Dunas der Dragoner - Kapitel 11.4
Es war in ihrer direkten Umgebung stockdunkel und Dunas war froh, als Semio eine Fackel aus der Tasche zog und sie anzündete. Der Wind blies heftig und er hatte einige Schwierigkeiten damit. Dann endlich schwenkte er sie kurz über seinen Kopf.
„Und jetzt?", raunte Dunas gedämpft.
„Jetzt warten wir", flüsterte Semio zurück. „Dein Drache sollte das gesehen haben und wird uns gleich holen kommen." Der Dragoner sah verwirrt zu Waf. Wusste er über ihn Bescheid?
„Was ist mit deinem Drachen?", fragte Dunas.
Semio rutschte ein komisch klingendes Geräusch heraus, so als ob er sich das Lachen verkniff. „Der kann leider nicht fliegen", antwortete er.
„Was? Ein Drache der nicht fliegen kann? Das gibt's doch gar nicht", kommentierte Dunas verdattert.
„Doch, doch. Du wirst schon sehen", erwiderte Semio. In dem Moment kam Magto auf sie zu gesaust, bremste kurz vor ihnen ab und setzte dann sacht auf dem Hügel auf.
„Magto!", rief Dunas froh.
„Grüß dich, Knirps. Hattest du einige Mühsalen?", fragte er ihn.
Der Dragoner nickte brummend und erklärte verteidigend: „Es ist nicht meine Schuld. Ich hatte doch keine Ahnung, dass eine klitzekleine Frage nach anderen Reisegruppen schon reicht in diesem verdammten Drecksloch festgesetzt zu werden." Wieder selbstsicherer fügte er hinzu: „Sie haben nicht mal gemerkt, was ich bin."
„Bestenfalls wärst du überhaupt nicht gefangen worden", beschied ihm Magto, während alle auf seinen Rücken Platz nahmen.

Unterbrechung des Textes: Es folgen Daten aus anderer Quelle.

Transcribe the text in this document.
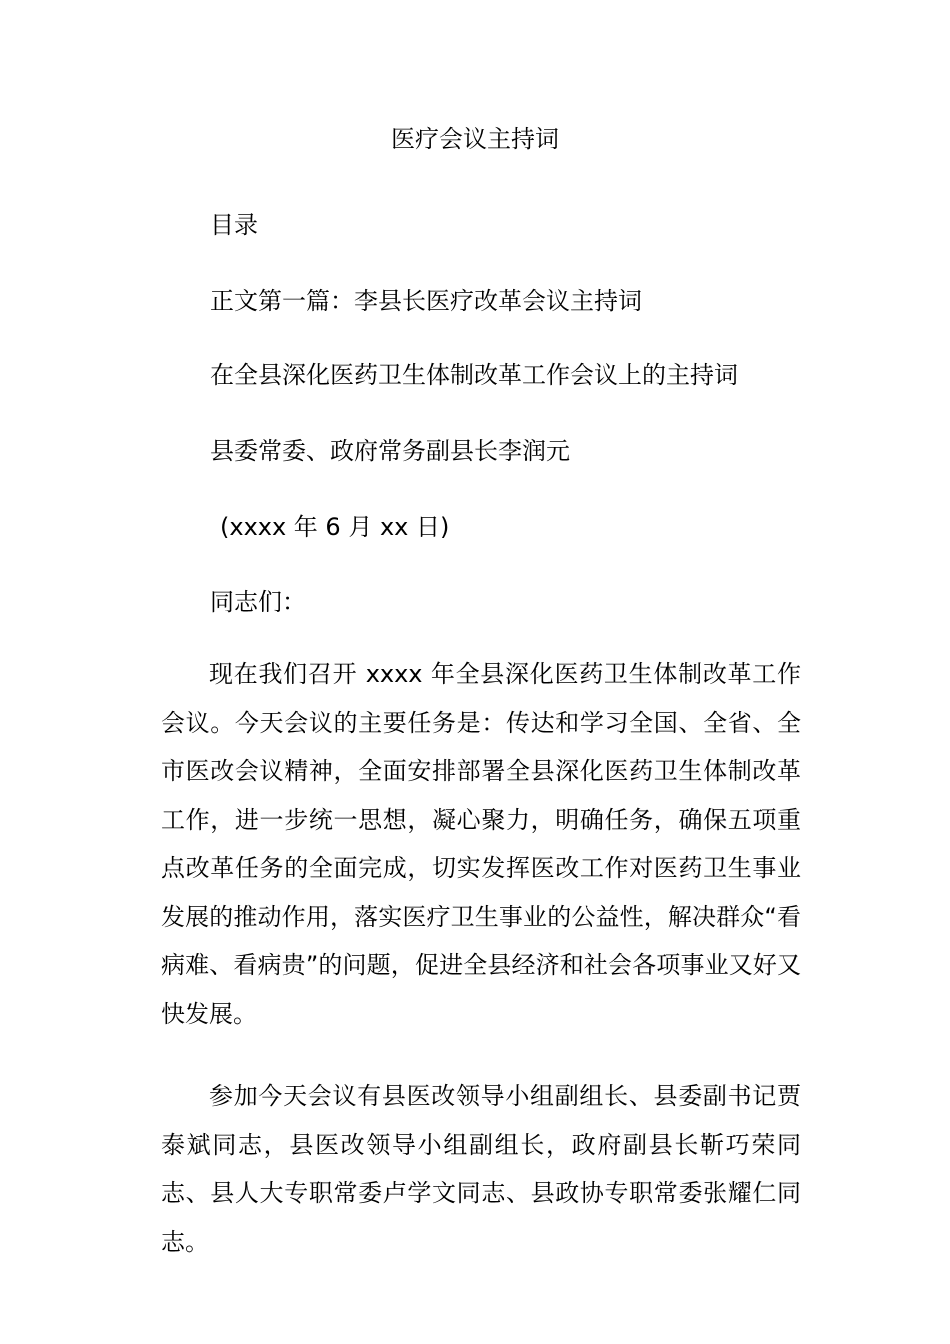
医疗会议主持词
目录
正文第一篇：李县长医疗改革会议主持词
在全县深化医药卫生体制改革工作会议上的主持词
县委常委、政府常务副县长李润元
(xxxx 年 6 月 xx 日)
同志们：

现在我们召开 xxxx 年全县深化医药卫生体制改革工作会议。今天会议的主要任务是：传达和学习全国、全省、全市医改会议精神，全面安排部署全县深化医药卫生体制改革工作，进一步统一思想，凝心聚力，明确任务，确保五项重点改革任务的全面完成，切实发挥医改工作对医药卫生事业发展的推动作用，落实医疗卫生事业的公益性，解决群众“看病难、看病贵”的问题，促进全县经济和社会各项事业又好又快发展。

参加今天会议有县医改领导小组副组长、县委副书记贾泰斌同志，县医改领导小组副组长，政府副县长靳巧荣同志、县人大专职常委卢学文同志、县政协专职常委张耀仁同志。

Resigniert zog Dunas den Kopf ein. Er würde seinen Freund nicht umstimmen, das hatte er schon gelernt. Besser das Thema komplett fallen zu lassen. „Was soll das mit diesem anderen Drachen? Ein Drache der nicht fliegen kann, gibt es sowas wirklich?", erkundigte er sich stattdessen.
Dunas hörte bei Magto ein belustigtes Lachen. „Eure Nachkommen können doch auch nicht am ersten Tag schon tippeln, oder?", antwortete er.
„Ach so, ist es ein Babydrache?", hakte der Dragoner nach.
„Nein. Obwohl, vielleicht in gewisser Weise doch. Was hältst du davon, wenn du dir das von ihr selber erläutern lässt", schlug Magto vor und flog los.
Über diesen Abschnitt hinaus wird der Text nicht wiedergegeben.